Review: 'Top Dog/Underdog' Offers a Vibrant Night at the GAMM
Will Demers READ TIME: 3 MIN.
What is the American dream? To be wealthy? Successful in one's work? Or is it just to be able to boast that life makes one happy and be seen as a success. But if you grew up in poverty, does that mean the "dream" is unattainable? Two African-American brothers, who are exceedingly poor, navigate their lives in search of their own success and happiness.
For two teens in Suzan Lori-Parks' "Topdog/Underdog," the start isn't just rocky, it's grounded in loss and unhappiness. Both are abandoned as teens by their parents, and both given $500 by their mom and dad before leaving them to the streets. The pair – Lincoln (Gamm newcomer Anthony T. Goss) and Booth (Marc Pierre, who appeared in last season's "Octoroon" and "Midsummer Night's Dream") – set forth to capture their dreams.
"Topdog/Underdog, written" by playwright Suzan Lori-Parks, won both a Tony (though not when it first opened in 2002, but when revived last season); and a Pulitzer Prize, which made Parks the first African-American woman to win the award in that category. It is an incredibly vibrant and stark examination of poverty, brotherhood and petty crime. Opening off Broadway in 2002 and starring actors Jeffrey Wright and Don Cheadle, it enjoyed a long run.
Lincoln is a former card shark specializing in Three Card Monte, giving this up after a colleague is shot. Fearing he is next, Lincoln takes a job as an Abraham Lincoln impersonator at a local arcade. Thrown out of his house by his wife Cookie, his unemployed brother Booth takes him "temporarily" into his small flat. Booth supports himself through shoplifting and aspires to be as good as Linc with the cards.

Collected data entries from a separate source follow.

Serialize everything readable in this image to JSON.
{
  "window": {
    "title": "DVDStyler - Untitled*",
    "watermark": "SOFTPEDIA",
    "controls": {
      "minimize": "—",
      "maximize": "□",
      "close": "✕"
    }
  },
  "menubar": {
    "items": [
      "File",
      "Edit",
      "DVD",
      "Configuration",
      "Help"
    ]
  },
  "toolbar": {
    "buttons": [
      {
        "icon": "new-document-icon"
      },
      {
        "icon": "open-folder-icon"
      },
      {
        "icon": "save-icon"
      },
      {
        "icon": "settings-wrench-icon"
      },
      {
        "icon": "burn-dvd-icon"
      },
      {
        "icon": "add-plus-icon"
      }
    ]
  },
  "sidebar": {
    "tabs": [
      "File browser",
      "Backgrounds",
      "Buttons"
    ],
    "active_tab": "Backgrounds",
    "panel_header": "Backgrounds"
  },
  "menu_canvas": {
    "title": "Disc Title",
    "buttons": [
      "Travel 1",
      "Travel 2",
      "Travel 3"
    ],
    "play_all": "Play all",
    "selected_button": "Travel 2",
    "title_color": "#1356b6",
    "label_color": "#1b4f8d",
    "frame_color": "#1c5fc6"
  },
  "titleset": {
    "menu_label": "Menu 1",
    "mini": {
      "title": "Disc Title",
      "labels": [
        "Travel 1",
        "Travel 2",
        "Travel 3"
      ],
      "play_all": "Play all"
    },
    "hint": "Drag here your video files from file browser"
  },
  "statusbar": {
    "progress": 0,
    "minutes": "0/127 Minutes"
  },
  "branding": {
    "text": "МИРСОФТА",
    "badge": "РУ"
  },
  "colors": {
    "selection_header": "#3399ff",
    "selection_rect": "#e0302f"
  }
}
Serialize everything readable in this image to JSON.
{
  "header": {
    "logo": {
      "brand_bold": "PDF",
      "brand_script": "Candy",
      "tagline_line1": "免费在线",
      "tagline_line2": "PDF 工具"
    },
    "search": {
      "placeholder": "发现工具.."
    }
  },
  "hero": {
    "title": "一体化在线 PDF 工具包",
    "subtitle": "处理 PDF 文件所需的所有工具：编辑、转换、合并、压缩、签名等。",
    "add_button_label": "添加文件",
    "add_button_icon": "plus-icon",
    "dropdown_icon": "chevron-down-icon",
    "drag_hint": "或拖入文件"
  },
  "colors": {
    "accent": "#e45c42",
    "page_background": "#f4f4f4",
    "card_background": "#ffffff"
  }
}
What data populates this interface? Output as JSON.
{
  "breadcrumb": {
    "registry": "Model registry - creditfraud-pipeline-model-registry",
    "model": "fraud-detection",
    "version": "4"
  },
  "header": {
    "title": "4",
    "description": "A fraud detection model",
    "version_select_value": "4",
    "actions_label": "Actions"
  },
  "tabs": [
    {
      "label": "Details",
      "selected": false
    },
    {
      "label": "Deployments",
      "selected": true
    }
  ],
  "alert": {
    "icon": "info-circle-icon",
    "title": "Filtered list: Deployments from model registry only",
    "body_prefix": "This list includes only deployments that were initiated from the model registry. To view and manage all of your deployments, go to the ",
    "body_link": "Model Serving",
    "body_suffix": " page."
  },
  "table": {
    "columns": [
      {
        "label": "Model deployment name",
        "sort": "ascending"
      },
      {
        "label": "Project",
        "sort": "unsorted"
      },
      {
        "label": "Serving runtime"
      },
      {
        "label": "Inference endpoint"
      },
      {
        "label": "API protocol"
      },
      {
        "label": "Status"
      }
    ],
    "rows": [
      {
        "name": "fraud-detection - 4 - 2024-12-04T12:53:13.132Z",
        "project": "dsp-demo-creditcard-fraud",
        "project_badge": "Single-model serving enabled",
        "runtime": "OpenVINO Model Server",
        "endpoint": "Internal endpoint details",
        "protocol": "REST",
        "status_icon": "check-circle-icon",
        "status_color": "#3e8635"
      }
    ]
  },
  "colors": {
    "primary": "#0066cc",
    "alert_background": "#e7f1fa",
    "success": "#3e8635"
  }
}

All of Lincoln's earnings are distributed by Booth, who is currently trying to impress a girl named Grace whom we never see but evidently doesn't even want him. Complicating matters is the small sums brought home are threatened by the impending replacement of Linc at work by a wax dummy. Booth continues to steal in his hopeless attempts to dazzle Grace as well as keep both men with food, booze and nice clothing. There's real intensity and feeling in Parks' characterizations as they try to one up the other; Booth boasts of his prowess in the bedroom and shoplifting abilities, Lincoln calls him "Two Left Handed" due to his poor play at mastering cards. But the long periods of Linc on his own highlight his tangible and lasting depression, cleverly staged by lighting, sound effects and Goss' deft portrayal.
Cliff Odle (Gamm's "King Elizabeth," "It's a Wonderful Life: A Live Radio Play") makes his directorial debut with a splash here; he's cast two actors with immense talent to flesh out Parks' well drawn characters. Pierre continues to showcase his versatility. His Booth straddles the line between unlikability and a light comic edge. Goss brings such a quiet intensity to Lincoln yet it's impossible to not feel sorry for him. Both are well matched and embrace Park's frank language as if they're speaking as brothers to each other.
"Topdog/Underdog" is a welcome and intense night of theater and launches the 2023-24 season with a winner.